Julia Smith, of Glastonbury, Connecticut had a working knowledge of Latin, Greek and Hebrew. Her father had been a Congregationalist minister before he became a lawyer. Having read the Bible in its original languages, she set about creating her own translation, which she completed in 1855, after a number of drafts. The work is a strictly literal rendering, always translating a Greek or Hebrew word with the same word wherever possible. Smith accomplished this work on her own in the span of eight years (1847 to 1855). She had sought out no help in the venture, even writing, "I do not see that anybody can know more about it than I do." Smith's insistence on complete literalness, plus an effort to translate each original word with the same English word, combined with an odd notion of Hebrew tenses (often translating the Hebrew imperfect tense with the English future) results in a translation that is mechanical and often nonsensical. However, such a translation if overly literal might be valuable to consult in checking the meaning of some individual verse. One notable feature of this translation was the prominent use of the Divine Name, Jehovah, throughout the Old Testament of this Bible version.
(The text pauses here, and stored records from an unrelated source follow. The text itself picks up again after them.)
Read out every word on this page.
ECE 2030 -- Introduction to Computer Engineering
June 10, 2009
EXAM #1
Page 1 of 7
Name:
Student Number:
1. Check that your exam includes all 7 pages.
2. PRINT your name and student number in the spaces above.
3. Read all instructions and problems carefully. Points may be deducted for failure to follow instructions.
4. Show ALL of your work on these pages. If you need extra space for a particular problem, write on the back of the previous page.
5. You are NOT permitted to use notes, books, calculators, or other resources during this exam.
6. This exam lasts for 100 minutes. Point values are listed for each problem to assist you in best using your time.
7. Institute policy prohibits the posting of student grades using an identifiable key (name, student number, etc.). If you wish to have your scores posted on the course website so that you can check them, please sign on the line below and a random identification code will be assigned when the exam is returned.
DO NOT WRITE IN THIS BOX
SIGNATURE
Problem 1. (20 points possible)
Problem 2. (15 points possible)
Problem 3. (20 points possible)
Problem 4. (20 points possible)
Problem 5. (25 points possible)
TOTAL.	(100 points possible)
In 1876, at 84 years of age some 21 years after completing her work, she finally sought publication. The publication costs ($4,000) were personally funded by Julia and her sister Abby Smith. The 1,000 copies printed were offered for $2.50 each, but her household auction in 1884 sold about 50 remaining copies.
The translation fell into obscurity as it was for the most part too literal and lacked any flow. For example, Jer. 22:23 was given as follows: "Thou dwelling in Lebanon, building as nest in the cedars, how being compassionated in pangs coming to thee the pain as in her bringing forth." However, the translation was the only Contemporary English translation out of the original languages available to English readers until the publication of The British Revised Version in 1881-1894.(The New testament was published in 1881, the Old in 1884, and the Apocrypha in 1894.) This makes it an invaluable Bible for its period.